Dzięki wszystkim za pomoc. Macho zakupiony, oddałem komp do drugiego serwisu. Przy mnie od razu pokazali (i pośmiali się :D), że radiator z wiatrakiem były przykręcone ledwo na jednej śrubce z czterech, oraz że była nałożona... cała tubka pasty. Tak, w poprzednim beznadziejnym serwisie nałożyli całą tubkę pasty, że cały procek był nią uwalony, a także płyta główna. Przykręcili Macho, wyczyścili procka i całą płytę, a temperatury od razu są mniejsze (w spoczynku 35-50, przy renderingu max. 65-70). Miałem nadzieję że w spoczynku będzie mniej (chociaż dla mnie to nie robi różnicy), ale pewno procek pomęczył się z miesiąc z taką temperaturą i tak mu zostanie. Jest wszystko wporzo, cichutko i zimniutko. :)

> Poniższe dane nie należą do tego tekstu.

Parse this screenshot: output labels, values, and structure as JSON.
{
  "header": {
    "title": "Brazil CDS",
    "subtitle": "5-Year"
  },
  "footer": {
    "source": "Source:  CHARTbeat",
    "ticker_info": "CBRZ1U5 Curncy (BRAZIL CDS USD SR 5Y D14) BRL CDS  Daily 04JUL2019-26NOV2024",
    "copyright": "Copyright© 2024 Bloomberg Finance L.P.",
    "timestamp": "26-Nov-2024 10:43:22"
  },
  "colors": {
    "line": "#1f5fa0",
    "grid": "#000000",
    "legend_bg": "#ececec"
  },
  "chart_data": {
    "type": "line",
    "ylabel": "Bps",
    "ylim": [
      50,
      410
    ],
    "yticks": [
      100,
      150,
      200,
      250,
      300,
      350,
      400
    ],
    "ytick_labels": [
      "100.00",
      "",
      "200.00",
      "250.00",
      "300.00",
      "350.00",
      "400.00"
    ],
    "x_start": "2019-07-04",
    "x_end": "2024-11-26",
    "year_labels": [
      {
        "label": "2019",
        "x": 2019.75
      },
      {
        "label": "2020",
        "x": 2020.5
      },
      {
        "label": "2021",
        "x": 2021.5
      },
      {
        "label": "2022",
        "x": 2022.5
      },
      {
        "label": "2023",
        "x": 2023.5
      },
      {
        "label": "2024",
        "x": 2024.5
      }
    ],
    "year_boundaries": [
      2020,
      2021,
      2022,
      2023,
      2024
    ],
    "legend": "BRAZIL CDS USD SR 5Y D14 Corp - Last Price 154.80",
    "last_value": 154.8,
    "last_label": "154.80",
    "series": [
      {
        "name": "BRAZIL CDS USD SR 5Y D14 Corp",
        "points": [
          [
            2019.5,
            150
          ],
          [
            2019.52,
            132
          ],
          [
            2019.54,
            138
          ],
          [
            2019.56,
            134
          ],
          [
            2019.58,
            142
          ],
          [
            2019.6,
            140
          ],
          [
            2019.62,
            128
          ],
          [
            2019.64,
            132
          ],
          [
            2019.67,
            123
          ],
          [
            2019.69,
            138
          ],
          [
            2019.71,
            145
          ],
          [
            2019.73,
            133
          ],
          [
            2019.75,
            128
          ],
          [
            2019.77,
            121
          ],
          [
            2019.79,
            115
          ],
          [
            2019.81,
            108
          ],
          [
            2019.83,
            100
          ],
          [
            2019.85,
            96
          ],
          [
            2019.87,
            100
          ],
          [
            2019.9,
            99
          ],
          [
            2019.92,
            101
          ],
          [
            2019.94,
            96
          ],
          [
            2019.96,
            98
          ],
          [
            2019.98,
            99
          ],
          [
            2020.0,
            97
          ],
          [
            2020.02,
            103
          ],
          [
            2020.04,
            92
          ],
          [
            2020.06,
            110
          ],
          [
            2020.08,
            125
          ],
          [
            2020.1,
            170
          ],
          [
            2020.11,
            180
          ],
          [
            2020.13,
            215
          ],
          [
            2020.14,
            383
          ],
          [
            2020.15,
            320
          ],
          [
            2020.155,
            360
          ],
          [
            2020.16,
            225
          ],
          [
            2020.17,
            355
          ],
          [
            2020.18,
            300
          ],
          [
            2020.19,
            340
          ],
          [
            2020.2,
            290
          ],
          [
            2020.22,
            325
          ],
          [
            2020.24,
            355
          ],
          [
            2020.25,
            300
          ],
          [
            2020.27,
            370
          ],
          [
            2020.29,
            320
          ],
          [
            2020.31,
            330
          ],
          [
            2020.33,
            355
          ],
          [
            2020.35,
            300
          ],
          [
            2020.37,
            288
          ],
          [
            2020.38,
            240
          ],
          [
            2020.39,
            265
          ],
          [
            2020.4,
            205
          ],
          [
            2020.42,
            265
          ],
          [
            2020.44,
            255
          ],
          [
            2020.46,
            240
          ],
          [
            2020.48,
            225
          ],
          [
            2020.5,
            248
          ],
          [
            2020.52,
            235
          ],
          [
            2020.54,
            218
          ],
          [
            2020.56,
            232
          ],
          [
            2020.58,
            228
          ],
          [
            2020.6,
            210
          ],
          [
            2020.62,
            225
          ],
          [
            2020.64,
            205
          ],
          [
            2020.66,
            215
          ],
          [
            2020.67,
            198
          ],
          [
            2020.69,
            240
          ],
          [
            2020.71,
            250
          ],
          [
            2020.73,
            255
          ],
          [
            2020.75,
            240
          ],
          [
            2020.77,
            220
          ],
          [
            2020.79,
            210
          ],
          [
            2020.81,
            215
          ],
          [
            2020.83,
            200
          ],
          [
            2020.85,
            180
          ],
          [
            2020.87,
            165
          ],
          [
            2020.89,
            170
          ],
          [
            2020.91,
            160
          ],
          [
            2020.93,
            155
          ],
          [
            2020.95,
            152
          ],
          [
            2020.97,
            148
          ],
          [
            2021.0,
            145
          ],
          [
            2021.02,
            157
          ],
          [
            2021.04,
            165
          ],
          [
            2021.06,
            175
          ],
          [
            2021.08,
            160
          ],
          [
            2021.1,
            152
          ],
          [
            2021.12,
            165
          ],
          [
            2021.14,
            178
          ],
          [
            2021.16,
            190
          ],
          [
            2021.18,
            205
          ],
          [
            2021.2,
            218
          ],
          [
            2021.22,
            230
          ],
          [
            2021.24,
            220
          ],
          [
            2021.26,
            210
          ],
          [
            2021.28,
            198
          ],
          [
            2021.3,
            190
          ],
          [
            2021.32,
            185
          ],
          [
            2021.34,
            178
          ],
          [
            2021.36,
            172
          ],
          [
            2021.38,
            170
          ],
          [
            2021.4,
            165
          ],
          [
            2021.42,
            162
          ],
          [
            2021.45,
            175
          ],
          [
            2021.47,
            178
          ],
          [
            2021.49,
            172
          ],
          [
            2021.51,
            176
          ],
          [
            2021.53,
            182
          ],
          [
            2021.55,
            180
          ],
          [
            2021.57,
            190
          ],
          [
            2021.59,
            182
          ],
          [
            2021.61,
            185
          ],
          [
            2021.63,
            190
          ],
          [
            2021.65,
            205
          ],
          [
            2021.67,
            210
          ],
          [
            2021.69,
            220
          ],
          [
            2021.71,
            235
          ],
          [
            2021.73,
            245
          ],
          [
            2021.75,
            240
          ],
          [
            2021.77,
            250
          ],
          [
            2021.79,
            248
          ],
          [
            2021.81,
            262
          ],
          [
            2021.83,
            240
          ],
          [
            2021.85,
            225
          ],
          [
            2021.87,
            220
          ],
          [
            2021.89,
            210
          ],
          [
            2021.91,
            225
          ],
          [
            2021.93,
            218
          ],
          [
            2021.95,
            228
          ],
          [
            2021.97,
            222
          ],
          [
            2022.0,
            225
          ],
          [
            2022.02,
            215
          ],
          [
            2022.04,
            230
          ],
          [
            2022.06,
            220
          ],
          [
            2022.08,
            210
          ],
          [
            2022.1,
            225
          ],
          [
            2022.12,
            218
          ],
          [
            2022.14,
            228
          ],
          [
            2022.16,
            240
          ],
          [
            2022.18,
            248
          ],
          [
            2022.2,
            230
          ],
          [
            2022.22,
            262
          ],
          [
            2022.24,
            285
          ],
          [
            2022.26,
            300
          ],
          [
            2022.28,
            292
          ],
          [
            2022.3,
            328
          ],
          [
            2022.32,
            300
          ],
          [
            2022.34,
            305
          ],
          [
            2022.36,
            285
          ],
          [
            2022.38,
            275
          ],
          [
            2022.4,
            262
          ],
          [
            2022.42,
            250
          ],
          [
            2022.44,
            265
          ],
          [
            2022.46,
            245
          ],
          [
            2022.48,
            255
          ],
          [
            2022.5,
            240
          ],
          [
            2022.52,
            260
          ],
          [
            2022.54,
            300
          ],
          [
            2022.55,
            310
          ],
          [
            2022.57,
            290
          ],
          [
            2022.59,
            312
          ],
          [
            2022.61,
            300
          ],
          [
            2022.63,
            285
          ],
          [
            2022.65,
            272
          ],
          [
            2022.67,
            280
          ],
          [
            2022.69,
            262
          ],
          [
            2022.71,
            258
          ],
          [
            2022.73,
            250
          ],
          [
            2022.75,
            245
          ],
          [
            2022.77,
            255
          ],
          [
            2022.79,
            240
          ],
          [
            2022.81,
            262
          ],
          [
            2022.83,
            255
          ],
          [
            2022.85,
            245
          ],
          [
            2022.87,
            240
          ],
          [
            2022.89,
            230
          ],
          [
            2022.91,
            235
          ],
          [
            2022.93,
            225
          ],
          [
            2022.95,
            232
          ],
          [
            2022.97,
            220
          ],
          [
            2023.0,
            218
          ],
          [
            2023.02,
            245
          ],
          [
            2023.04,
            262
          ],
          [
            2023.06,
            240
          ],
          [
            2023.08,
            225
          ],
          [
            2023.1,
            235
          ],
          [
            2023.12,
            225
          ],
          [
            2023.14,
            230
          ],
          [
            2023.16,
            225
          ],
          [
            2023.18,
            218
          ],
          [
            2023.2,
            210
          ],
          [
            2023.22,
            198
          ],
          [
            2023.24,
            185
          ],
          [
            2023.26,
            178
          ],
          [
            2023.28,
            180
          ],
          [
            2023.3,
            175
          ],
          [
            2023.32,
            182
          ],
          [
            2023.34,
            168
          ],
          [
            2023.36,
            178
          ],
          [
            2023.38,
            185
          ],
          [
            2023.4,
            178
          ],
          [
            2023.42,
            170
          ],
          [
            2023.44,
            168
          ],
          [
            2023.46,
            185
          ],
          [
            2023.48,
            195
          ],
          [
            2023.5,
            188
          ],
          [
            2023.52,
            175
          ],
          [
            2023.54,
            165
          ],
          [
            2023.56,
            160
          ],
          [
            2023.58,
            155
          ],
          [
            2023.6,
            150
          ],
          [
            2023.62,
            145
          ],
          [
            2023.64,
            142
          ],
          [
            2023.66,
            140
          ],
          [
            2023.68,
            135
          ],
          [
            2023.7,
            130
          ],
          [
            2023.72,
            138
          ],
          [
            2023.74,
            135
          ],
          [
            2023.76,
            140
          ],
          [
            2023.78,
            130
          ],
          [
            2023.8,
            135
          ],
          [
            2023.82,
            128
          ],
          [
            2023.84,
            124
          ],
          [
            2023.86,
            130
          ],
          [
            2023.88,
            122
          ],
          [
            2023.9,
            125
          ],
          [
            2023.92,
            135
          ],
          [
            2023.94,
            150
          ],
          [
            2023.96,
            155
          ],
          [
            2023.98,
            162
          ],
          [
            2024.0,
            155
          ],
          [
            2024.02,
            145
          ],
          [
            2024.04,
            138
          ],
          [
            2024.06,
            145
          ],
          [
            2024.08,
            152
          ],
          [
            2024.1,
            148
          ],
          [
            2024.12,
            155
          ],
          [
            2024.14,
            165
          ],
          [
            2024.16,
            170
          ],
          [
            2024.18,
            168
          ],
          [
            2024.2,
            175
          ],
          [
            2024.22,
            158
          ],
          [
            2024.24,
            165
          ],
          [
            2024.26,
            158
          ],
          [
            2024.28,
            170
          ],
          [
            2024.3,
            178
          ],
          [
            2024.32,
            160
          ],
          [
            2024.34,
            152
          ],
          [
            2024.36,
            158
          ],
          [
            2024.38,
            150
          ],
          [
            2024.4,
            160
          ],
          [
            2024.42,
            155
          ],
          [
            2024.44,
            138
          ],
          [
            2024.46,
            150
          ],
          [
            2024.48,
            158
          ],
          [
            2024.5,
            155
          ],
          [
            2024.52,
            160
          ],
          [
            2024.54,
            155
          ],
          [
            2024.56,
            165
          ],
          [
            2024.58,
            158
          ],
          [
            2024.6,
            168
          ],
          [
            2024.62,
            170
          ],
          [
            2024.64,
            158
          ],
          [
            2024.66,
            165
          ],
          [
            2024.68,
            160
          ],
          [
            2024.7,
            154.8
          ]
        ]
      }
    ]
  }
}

Temat do zamknięcia, lecą plusy. :)

Link do komentarza
Udostępnij na innych stronach

Witajcie ponownie :)

Minęło dwa tygodnie. Przez pierwszy tydzień było jeszcze w miarę dobrze, w sensie rendering filmów (przypominam - wykorzystuje mi on CPU w ok. 90%) przebiegał pomyślnie przy max. 75-80 stopniach. Do dzisiaj nie testowałem jednak żadnych bardziej wymagających gierek jak np. GTA V, przy czym również przypomnę, że do tej pory ciągle mi się wyłączał po wczytywaniu trybu singleplayer.

Wczoraj grałem w CS:GO, w taki tam tryb Zombie Escape. Wiadomo, CS:GO nie jest wymagającą grą. Akurat kończyłem grać gdy na serwer włączono lekko bardziej wymagającą mapę i... komp się zresetował. Aż sam nie wierzyłem jak, skoro w CS'ie na takich "bardziej wymagających mapach" wyciągam z 200+ FPS, a tu pierwszy raz w CS'ie zresetował mi się komp. Temperatur nie mierzyłem, ale wiatraczki nie były głośne i komp nie był ciepły.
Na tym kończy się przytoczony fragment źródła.